Kami pun segera mengikuti langkah dua kakak itu. Ternyata di dalam salah satu ruangan di belakang panggung itu sudah bergerombol mahasiswa/i dengan berbagai warna kulit. Dari berbagai negara. Semua mendapat kasus yang sama. Mereka melingkari sebuah kursi yang duduk disitu seoang Ustadz berkulit gelap yang sangat ramah. Dengan sabar dan sangat teliti membolak-balik satu per satu kertas syahadah. Ada yang berwarna hijau artinya milik mutakharijin dan berwarna merah untuk mutafawwiqin yang buka mutakharijin.
Kami pun segera melingkar diantara mereka.
"Kalau ada nama kalian atau nama yang kalian kenal, sampai kan", kata beliau sambal membolak-balik ratusan kertas itu. Tak sedikit dari mereka yang rela mengantre hanya untuk mengambilkan punya kawan. Atau sengaja hanya mengambil milik diri sendiri. Dan adapula yang ingin mengambil milik sendiri, justru mendapat belasan nama kawannya. Seorang mahasiswi yang memangku bayi mungilnya duduk di sebelah Ustadz itu.
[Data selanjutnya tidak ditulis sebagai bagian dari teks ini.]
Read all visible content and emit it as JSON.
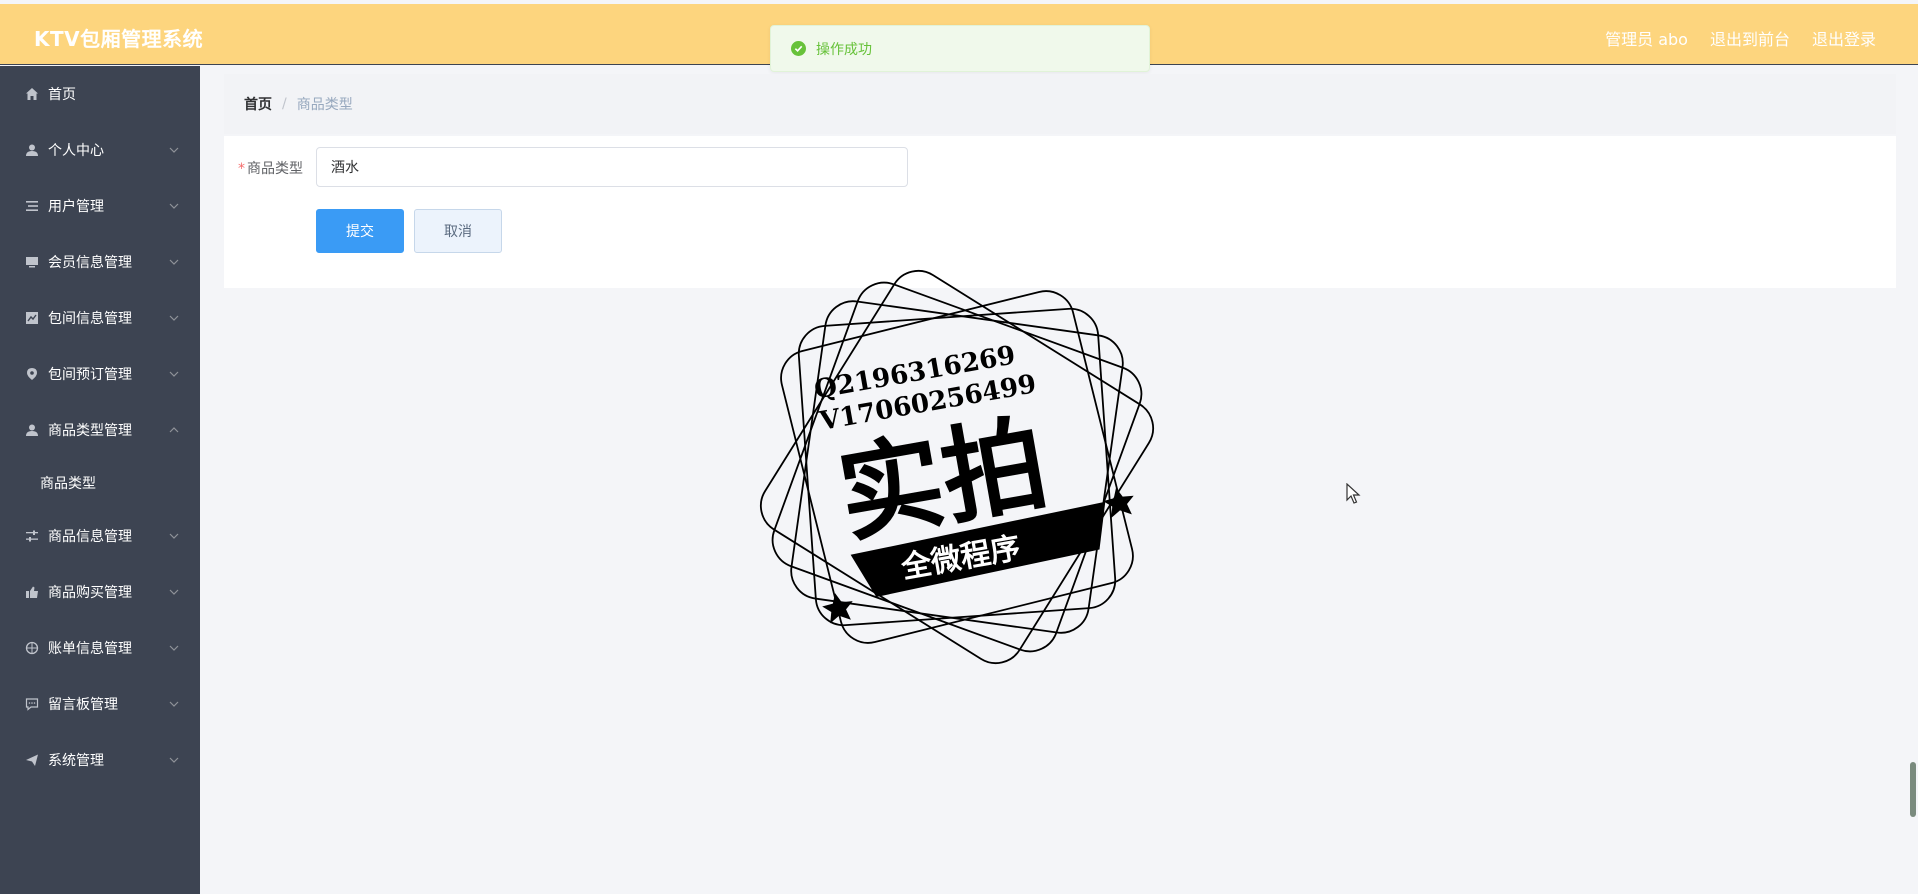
{
  "header": {
    "brand": "KTV包厢管理系统",
    "admin": "管理员 abo",
    "to_frontend": "退出到前台",
    "logout": "退出登录"
  },
  "toast": {
    "message": "操作成功",
    "icon": "check-circle-icon"
  },
  "sidebar": {
    "items": [
      {
        "label": "首页",
        "icon": "home-icon"
      },
      {
        "label": "个人中心",
        "icon": "user-icon"
      },
      {
        "label": "用户管理",
        "icon": "list-icon"
      },
      {
        "label": "会员信息管理",
        "icon": "monitor-icon"
      },
      {
        "label": "包间信息管理",
        "icon": "chart-icon"
      },
      {
        "label": "包间预订管理",
        "icon": "location-icon"
      },
      {
        "label": "商品类型管理",
        "icon": "user-icon",
        "expanded": true
      },
      {
        "label": "商品信息管理",
        "icon": "sliders-icon"
      },
      {
        "label": "商品购买管理",
        "icon": "thumb-icon"
      },
      {
        "label": "账单信息管理",
        "icon": "basketball-icon"
      },
      {
        "label": "留言板管理",
        "icon": "chat-icon"
      },
      {
        "label": "系统管理",
        "icon": "send-icon"
      }
    ],
    "submenu": {
      "label": "商品类型"
    }
  },
  "breadcrumb": {
    "home": "首页",
    "separator": "/",
    "current": "商品类型"
  },
  "form": {
    "label": "商品类型",
    "required_mark": "*",
    "value": "酒水",
    "submit": "提交",
    "cancel": "取消"
  },
  "watermark": {
    "qq": "Q2196316269",
    "vx": "V17060256499",
    "main": "实拍",
    "sub": "全微程序"
  },
  "colors": {
    "header_bg": "#fdd57e",
    "sidebar_bg": "#3d4452",
    "primary": "#3a9bf5",
    "success": "#67c23a"
  }
}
Setiap beberapa kali nama yang tertera dalam syahadah itu disebut, mahasiswi itu selalu mengambilnya. Berwarga negara Brunei Darussalam, dan sepertinya banyak kawannya yang tak bisa hadir.
"Sungguh mulia sekali ibu plus mahasiswi ini", batinku.
Tak lama, namaku pun terpampang. Dan aku segera mengambilnya. Sedangkan kedua kawanku dan dua kakak Kelas yang tadi kami ikuti jejaknya belum mendapatkan nama mereka.
"Kak, afwan ya ana duluan..", kataku berisik di telinga kak Rahmi.
"Iya, gapapa. Hati hati", jawabnya mempersilakan.
Jika bukan karena panasnya perutku yang sudah berteriak-teriak sejak tadi aku tak kan tega pergi terlebih dahulu meninggal kan mereka. Aku sempatkan berfoto dua kali sambil memegang syahadah itu, sekedar untuk dokumentasi dan ingin ku kirimkan ke keluarga ku.
Dalam perasaan yang penuh kebahagiaan itu, aku tetap berbisik dalam hati, "Ini semua hanya penghargaan dunia dan penilaian manusia yang hanya bersifat sementara dan tak selalu benar adanya. Jika hanya ini yang kita harapkan, betapa sia-sia segala pengorbanan, kesabaran, begadang, semua lelah dan peluh. Namun jika karena ridho Allah yang kita ingin kan, kita akan menemukan penghargaan yang lebih berharga, lebih mulia, dan pasti kebenarannya. Kita tak akan silau dan berlebihan dalam mendapatkan penghargaan manusia."
Pantaskah diri ini untuk mendapatkan itu, sedangkan ilmu yang dimiliki masih jauh dari yang diharapkan?